Sonra huzuruna Yemen ahâlîsinden birtakım insanlar girdi.

Peygamber:

— “Ey Yemenliler, müjdeyi sizler kabul ediniz. Çünkü onu Temîm oğulları kabul etmediler” buyurdu.

Yemenliler:

— Kabul ettik yâ Rasûlallah, dediler ve: Biz Sana bu işten (bu âlemin hâllerinden) soralım diye geldik, sözlerini eklediler. Rasûlüllah şöyle buyurdu:

— ” (Ezelde) Allah vardı ve Allah’tan başka birşey yoktu. Allah’ın Arş’ı su üzerinde bulunuyordu. Allah herşeyi (kâinatın tamamını) zikrde (mahfuz levh’te) takdir ve tesbit edip yazdı. Gökleri ve Yer’i yarattı”.

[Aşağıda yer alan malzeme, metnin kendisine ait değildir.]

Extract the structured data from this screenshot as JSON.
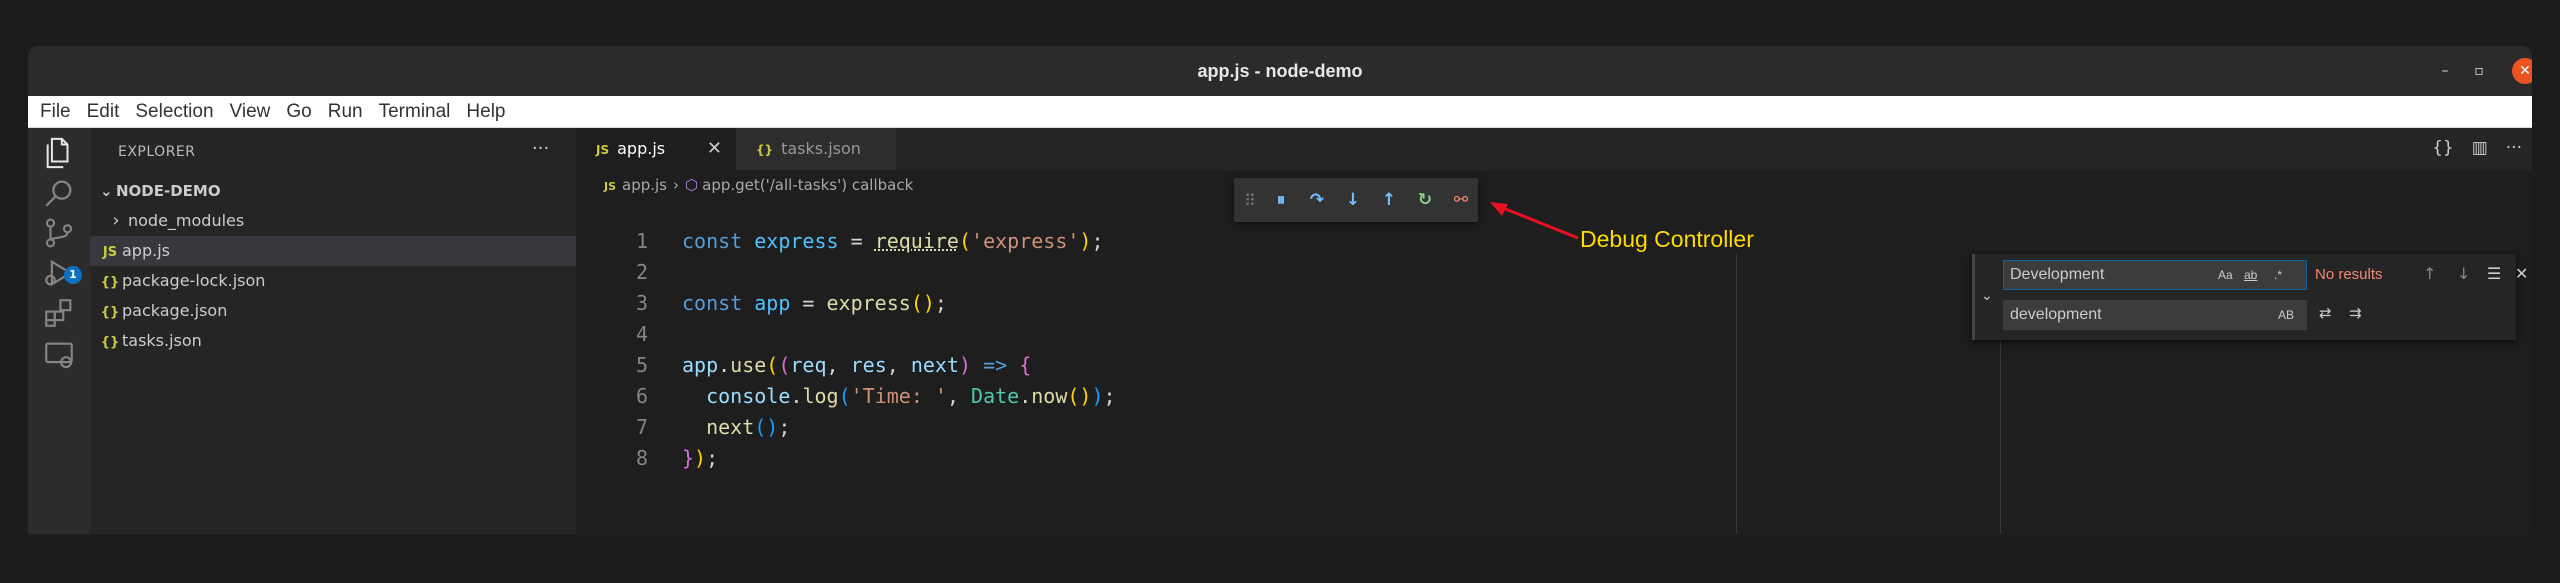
{
  "window": {
    "title": "app.js - node-demo",
    "min": "–",
    "max": "▫",
    "close": "✕"
  },
  "menu": [
    "File",
    "Edit",
    "Selection",
    "View",
    "Go",
    "Run",
    "Terminal",
    "Help"
  ],
  "activity": {
    "icons": [
      "files-icon",
      "search-icon",
      "source-control-icon",
      "run-debug-icon",
      "extensions-icon",
      "remote-explorer-icon"
    ],
    "debug_badge": "1"
  },
  "explorer": {
    "header": "EXPLORER",
    "more": "···",
    "section": "NODE-DEMO",
    "items": [
      {
        "label": "node_modules",
        "icon": "›",
        "kind": "folder"
      },
      {
        "label": "app.js",
        "icon": "JS",
        "kind": "js",
        "selected": true
      },
      {
        "label": "package-lock.json",
        "icon": "{}",
        "kind": "json"
      },
      {
        "label": "package.json",
        "icon": "{}",
        "kind": "json"
      },
      {
        "label": "tasks.json",
        "icon": "{}",
        "kind": "json"
      }
    ]
  },
  "tabs": [
    {
      "label": "app.js",
      "icon": "JS",
      "active": true,
      "close": "✕"
    },
    {
      "label": "tasks.json",
      "icon": "{}",
      "active": false
    }
  ],
  "tab_actions": [
    "{}",
    "▥",
    "···"
  ],
  "breadcrumb": {
    "file_icon": "JS",
    "file": "app.js",
    "sep": "›",
    "symbol": "app.get('/all-tasks') callback"
  },
  "debug_toolbar": {
    "buttons": [
      {
        "name": "pause-icon",
        "glyph": "⏸",
        "color": "#75beff"
      },
      {
        "name": "step-over-icon",
        "glyph": "↷",
        "color": "#75beff"
      },
      {
        "name": "step-into-icon",
        "glyph": "↓",
        "color": "#75beff"
      },
      {
        "name": "step-out-icon",
        "glyph": "↑",
        "color": "#75beff"
      },
      {
        "name": "restart-icon",
        "glyph": "↻",
        "color": "#89d185"
      },
      {
        "name": "disconnect-icon",
        "glyph": "⚯",
        "color": "#f48771"
      }
    ]
  },
  "annotation": {
    "label": "Debug Controller",
    "color": "#ffdb00"
  },
  "code": {
    "line_numbers": [
      "1",
      "2",
      "3",
      "4",
      "5",
      "6",
      "7",
      "8"
    ]
  },
  "find_widget": {
    "find_value": "Development",
    "replace_value": "development",
    "find_options": [
      "Aa",
      "ab",
      ".*"
    ],
    "replace_option": "AB",
    "status": "No results",
    "actions": [
      "↑",
      "↓",
      "☰",
      "✕"
    ],
    "replace_actions": [
      "⇄",
      "⇉"
    ],
    "toggle": "⌄"
  }
}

Rasûlüllah bunları söylediği sırada bir nida edici:

— Ey Husayn oğlu, dişi deven gitti! Diye nida etti.

Ben hemen arkasından gittim. Bir de baktım ki, devemin berisindeki serâb onunla aramızı kesiyor (onu görmeme engel oluyordu). Vallahi ben pek arzu ederdim ki, keşke deveyi terketmiş olaydım (da Rasûlüllah’ın sözlerini dinlemek fırsatını kaçırmasaydım).